Via Environment Variables

# Exclude multiple event types
export SCION_TELEMETRY_FILTER_EXCLUDE="agent.user.prompt,agent.tool.result"

# Only forward specific event types
export SCION_TELEMETRY_FILTER_INCLUDE="agent.session.start,agent.session.end,agent.tool.call"

Attribute Redaction

Beyond event filtering, sciontool provides field-level attribute redaction for sensitive data.
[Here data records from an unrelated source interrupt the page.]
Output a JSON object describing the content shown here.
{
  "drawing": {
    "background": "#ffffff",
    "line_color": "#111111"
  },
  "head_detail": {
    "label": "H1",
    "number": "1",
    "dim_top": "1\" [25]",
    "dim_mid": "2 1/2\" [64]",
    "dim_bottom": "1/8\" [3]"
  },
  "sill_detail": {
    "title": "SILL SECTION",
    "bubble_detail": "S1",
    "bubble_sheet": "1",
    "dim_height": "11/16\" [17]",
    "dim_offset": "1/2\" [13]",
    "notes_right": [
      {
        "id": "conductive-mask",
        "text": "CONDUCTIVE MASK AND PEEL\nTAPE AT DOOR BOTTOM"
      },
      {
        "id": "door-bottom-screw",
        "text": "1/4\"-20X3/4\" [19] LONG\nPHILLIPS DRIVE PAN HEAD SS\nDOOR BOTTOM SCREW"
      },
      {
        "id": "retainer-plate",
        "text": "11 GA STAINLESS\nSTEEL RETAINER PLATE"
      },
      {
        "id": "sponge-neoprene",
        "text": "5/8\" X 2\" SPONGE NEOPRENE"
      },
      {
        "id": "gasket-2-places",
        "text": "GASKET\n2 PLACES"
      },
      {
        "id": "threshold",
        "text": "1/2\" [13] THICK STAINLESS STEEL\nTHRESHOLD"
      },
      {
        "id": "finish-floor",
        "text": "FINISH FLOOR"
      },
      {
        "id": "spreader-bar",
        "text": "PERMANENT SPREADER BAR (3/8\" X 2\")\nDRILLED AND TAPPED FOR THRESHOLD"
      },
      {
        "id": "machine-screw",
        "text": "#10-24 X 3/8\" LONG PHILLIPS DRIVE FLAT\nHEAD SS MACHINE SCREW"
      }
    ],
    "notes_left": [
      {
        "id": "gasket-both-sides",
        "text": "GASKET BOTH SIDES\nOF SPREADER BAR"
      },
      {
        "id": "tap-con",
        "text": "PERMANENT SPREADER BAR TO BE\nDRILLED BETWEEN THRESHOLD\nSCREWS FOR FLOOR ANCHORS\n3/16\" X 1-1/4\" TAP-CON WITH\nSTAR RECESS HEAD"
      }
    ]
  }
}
This allows telemetry to flow while protecting specific values.

Redacted Fields

Redacted fields have their values replaced with [REDACTED]:

# Default redacted fields
export SCION_TELEMETRY_REDACT="prompt,user.email,tool_output,tool_input"

Hashed Fields

Hashed fields are replaced with their SHA256 hash, allowing correlation without exposing the original value:

# Default hashed fields
export SCION_TELEMETRY_HASH="session_id"

Hook-to-Span Conversion

Harness hook events are automatically converted to OTLP spans:

Hook Event	Span Name	Attributes
`session-start`	`agent.session.start`	session_id, source
`session-end`	`agent.session.end`	session_id, reason, tokens_*, duration_ms
`tool-start`	`agent.tool.call`	tool_name, tool_input
`tool-end`	`agent.tool.result`	tool_name, success, duration_ms
`prompt-submit`	`agent.user.prompt`	prompt
`model-start`	`gen_ai.api.request`	model
`model-end`	`gen_ai.api.response`	success

Session Metrics (Gemini)

For Gemini CLI agents, session-end events include aggregated metrics from the session file:

Token counts: tokens_input, tokens_output, tokens_cached
Session info: turn_count, duration_ms, model
Per-tool statistics: tool.<name>.calls, tool.<name>.success, tool.<name>.errors

Session files are automatically parsed from ~/.gemini/sessions/.

Implementation Details

The telemetry pipeline is implemented in pkg/sciontool/telemetry/:

config.go - Configuration loading from environment variables
filter.go - Event type filtering (include/exclude) and attribute redaction
exporter.go - Cloud OTLP exporter (gRPC and HTTP)
receiver.go - OTLP gRPC/HTTP receiver
pipeline.go - Main orchestration (Start/Stop lifecycle)

Hook-to-span conversion is in pkg/sciontool/hooks/handlers/:

telemetry.go - TelemetryHandler for converting hooks to spans
Session parsing in pkg/sciontool/hooks/session/parser.go

The pipeline is integrated into the init command (cmd/sciontool/commands/init.go) and starts after user setup, before lifecycle hooks.